Появление металлургического производства и сопровождающие этот процесс перемены в общественной и хозяйственной сферах серьёзно волновали жителей приазовских городов: индустриализация и многие её моменты для людей того времени были настоящим «белым пятном», ждавшим своих исследователей. А ещё надо было зафиксировать для истории черты уходящего купеческого мира, вытесняемого миром промышленной эпохи.

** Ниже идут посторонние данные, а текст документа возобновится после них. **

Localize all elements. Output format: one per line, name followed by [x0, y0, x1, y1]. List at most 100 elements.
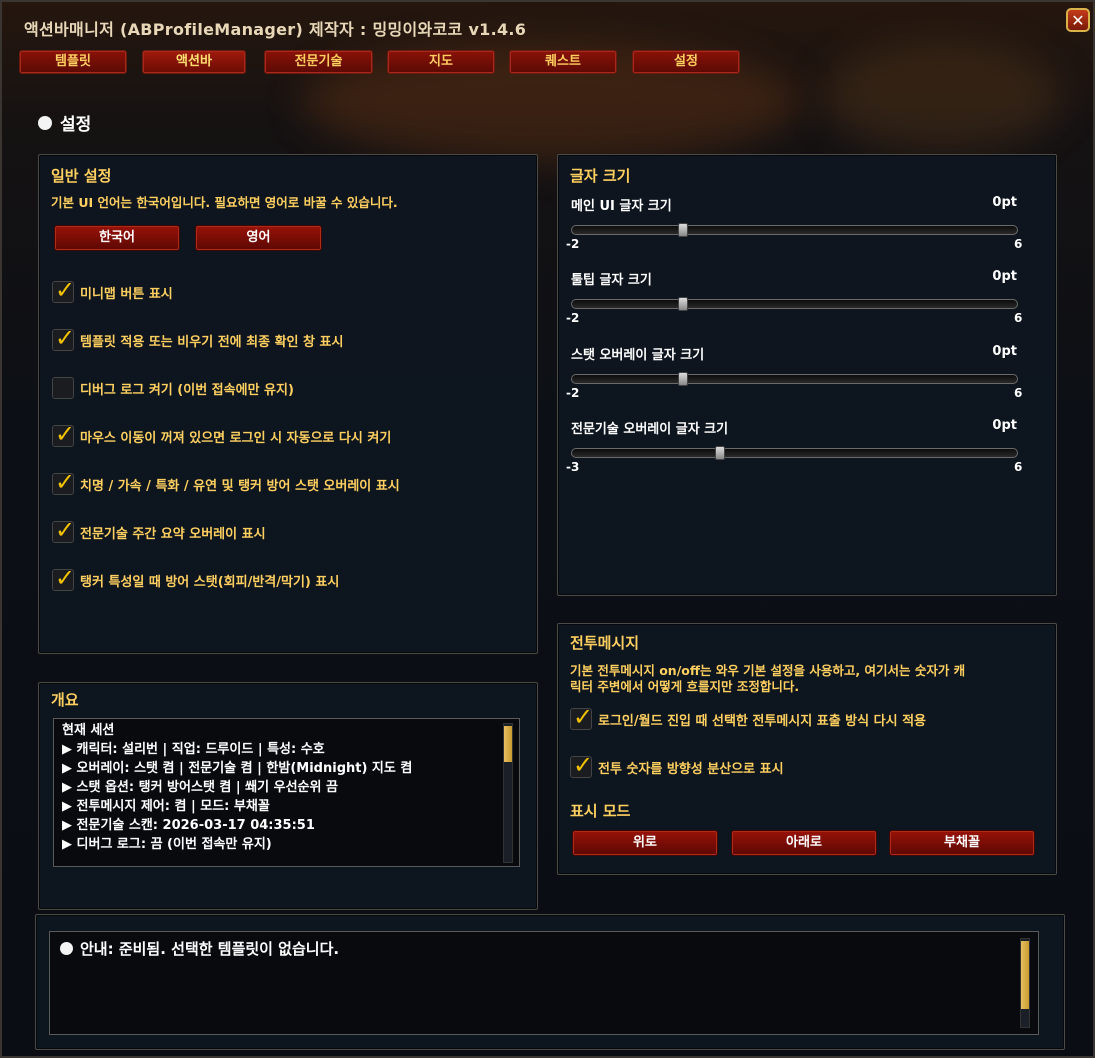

Корреспонденту через несколько недель исполнится тридцать четыре года. За его плечами – детство на Дону и в военных гарнизонах, где служил его отец – казачий офицер, а также учёба в Петербургском университете. Увлечение революционными идеями окончилось для него несколькими годами ссылки в Архангельскую губернию: вердикт суда оказался весьма мягким, хотя нескольким его товарищам по кружку, как тому же Александру Ульянову, были вынесены смертные приговоры. Первые литературные опыты ссыльного сразу же привлекли к себе внимание критики и были очень тепло встречены ей.
Этим корреспондентом был Александр Серафимович (настоящая фамилия – Попов), и время работы в «Приазовском крае» стали периодом, когда окончательно сформировался его литературный талант. Январь – особый месяц в его жизни: писатель родился и умер в один и тот же день, 19 января, с разницей в восемьдесят шесть лет.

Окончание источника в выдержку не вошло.